I am interested in understanding how to fight diseases. My research is directed at discovering drug leads and at understanding biological processes relevant for health. Since most drug discovery efforts fail – often after investment of many millions of dollars – I am also interested in tactics that use the scientific method and statistical evaluation of evidence to mitigate risk, accelerate learning, and improve decision-making in projects. My approach to these research and project challenges is based on collaboration with scientists and students at all levels of their training.

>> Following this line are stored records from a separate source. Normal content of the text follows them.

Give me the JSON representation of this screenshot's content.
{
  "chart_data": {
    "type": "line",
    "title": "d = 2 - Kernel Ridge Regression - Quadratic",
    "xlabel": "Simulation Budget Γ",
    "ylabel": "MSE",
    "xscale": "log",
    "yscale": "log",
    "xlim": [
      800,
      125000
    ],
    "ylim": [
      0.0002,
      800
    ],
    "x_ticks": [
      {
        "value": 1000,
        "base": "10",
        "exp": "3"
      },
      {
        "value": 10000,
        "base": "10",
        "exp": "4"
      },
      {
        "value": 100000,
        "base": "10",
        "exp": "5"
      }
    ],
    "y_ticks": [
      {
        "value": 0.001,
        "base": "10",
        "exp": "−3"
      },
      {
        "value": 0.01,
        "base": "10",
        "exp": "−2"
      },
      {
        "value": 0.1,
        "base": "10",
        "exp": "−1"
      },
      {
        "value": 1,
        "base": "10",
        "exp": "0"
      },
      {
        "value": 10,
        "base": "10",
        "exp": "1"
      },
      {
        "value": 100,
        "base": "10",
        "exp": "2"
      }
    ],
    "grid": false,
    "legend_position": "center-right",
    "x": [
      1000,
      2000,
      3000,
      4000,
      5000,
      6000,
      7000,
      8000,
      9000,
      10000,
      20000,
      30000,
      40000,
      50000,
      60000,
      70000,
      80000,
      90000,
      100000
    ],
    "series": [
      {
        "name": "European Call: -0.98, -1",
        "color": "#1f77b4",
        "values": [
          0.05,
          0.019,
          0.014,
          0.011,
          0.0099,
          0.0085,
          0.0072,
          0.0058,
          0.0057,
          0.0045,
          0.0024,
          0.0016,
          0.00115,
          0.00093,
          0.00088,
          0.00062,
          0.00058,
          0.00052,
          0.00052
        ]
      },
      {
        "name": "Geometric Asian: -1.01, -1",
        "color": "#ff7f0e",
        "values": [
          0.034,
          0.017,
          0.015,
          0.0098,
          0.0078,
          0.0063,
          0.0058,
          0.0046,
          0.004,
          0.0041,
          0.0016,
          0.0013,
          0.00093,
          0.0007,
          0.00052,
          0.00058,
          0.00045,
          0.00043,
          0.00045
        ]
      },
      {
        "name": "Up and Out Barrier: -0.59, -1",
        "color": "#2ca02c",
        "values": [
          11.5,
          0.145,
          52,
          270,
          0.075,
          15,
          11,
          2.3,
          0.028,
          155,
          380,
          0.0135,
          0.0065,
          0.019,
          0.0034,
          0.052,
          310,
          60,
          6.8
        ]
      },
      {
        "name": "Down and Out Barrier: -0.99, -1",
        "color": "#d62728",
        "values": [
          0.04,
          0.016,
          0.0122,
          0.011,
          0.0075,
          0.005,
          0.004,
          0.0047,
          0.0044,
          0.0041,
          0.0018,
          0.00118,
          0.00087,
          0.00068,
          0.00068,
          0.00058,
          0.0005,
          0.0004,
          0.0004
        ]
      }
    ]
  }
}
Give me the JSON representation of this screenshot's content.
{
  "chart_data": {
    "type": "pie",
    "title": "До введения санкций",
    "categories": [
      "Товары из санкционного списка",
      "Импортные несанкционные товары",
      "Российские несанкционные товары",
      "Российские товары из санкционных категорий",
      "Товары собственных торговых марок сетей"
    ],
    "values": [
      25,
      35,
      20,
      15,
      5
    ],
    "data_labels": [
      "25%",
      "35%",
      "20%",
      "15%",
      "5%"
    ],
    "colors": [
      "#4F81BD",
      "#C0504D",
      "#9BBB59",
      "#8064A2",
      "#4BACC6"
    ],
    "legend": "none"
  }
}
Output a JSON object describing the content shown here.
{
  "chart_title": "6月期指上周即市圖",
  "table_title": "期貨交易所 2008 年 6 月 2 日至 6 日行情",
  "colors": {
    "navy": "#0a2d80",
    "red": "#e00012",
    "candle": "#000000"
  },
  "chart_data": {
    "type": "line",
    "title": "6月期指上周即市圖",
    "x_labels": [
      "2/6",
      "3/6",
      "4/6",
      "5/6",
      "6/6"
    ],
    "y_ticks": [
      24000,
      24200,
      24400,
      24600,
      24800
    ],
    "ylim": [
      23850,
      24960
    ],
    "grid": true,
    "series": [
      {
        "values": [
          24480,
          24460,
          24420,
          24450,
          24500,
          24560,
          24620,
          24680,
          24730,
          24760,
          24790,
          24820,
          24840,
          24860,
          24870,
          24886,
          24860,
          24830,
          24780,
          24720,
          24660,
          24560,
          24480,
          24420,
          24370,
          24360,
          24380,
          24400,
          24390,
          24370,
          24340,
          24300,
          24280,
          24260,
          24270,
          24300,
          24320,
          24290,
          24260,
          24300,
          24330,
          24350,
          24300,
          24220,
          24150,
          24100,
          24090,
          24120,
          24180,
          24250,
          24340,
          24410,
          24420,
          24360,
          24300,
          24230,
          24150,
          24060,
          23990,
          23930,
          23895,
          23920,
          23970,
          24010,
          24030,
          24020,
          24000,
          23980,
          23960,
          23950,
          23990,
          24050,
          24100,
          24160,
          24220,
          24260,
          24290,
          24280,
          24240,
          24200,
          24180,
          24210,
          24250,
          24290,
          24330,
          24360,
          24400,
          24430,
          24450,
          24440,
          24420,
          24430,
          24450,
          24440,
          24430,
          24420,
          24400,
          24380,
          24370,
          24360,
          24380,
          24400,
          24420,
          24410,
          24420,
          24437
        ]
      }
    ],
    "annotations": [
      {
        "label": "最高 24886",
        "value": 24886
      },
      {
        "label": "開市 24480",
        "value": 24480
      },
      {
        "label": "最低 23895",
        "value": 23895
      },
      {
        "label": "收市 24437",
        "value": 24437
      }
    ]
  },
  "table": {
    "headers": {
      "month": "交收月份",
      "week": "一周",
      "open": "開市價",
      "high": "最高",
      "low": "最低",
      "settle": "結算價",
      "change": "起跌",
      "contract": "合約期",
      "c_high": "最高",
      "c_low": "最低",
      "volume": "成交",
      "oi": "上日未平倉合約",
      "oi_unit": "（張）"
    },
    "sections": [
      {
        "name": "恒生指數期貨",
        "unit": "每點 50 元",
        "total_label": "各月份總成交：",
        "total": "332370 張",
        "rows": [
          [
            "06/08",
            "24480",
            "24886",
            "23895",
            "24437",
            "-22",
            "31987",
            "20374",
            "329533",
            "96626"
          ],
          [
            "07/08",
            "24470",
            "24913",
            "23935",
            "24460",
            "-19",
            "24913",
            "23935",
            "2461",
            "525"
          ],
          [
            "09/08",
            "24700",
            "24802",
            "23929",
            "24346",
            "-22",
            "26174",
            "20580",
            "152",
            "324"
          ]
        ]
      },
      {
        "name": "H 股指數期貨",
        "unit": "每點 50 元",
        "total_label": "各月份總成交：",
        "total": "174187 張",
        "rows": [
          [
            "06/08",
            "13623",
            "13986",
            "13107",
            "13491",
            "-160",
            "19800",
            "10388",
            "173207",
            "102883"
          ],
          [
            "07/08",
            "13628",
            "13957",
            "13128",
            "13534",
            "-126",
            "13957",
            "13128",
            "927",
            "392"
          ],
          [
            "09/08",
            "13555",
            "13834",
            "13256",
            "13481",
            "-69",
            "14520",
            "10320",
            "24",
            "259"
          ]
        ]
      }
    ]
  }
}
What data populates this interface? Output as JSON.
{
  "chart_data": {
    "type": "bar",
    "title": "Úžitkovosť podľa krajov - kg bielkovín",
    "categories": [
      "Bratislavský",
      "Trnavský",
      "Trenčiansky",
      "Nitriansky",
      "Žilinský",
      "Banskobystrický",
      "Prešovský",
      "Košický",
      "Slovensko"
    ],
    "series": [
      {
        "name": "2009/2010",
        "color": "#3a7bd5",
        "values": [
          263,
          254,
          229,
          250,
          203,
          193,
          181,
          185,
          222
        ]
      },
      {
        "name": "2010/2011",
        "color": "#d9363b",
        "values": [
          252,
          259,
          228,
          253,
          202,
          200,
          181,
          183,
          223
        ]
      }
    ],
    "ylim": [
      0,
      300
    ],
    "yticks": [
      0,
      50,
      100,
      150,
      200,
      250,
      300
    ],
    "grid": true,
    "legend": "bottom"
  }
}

For drug discovery I use comparative genomics to identify proteins that may be good targets for new medicines. Experiments with biology and biochemistry are then used to determine if manipulation of these candidate drug targets is likely to be beneficial. Collaborations with chemists provide the molecular inventions essential to test these ideas, and establish confidence that an effective medicine is possible to achieve. Molecular modeling and collaborations with structural biologists are used to understand how candidate drugs interact with their targets, and to guide the improvement of drug design.
I have been fortunate to work with great teams in industry on development of medicines now used to treat infectious diseases, multiple sclerosis, high blood pressure, heart failure, high cholesterol, infertility, and metabolic disorders. This includes experience with all stages of drug discovery and development, from identification of targets and candidate molecules to clinical proof of concept, registration studies, regulatory approval, and product launch. I have also been fortunate to work with many great students, starting with the bioinformatics course "Drug Discovery and Development" that I created and taught in the Rabb School at Brandeis University, and continuing with high school, college, and graduate students at the MBL.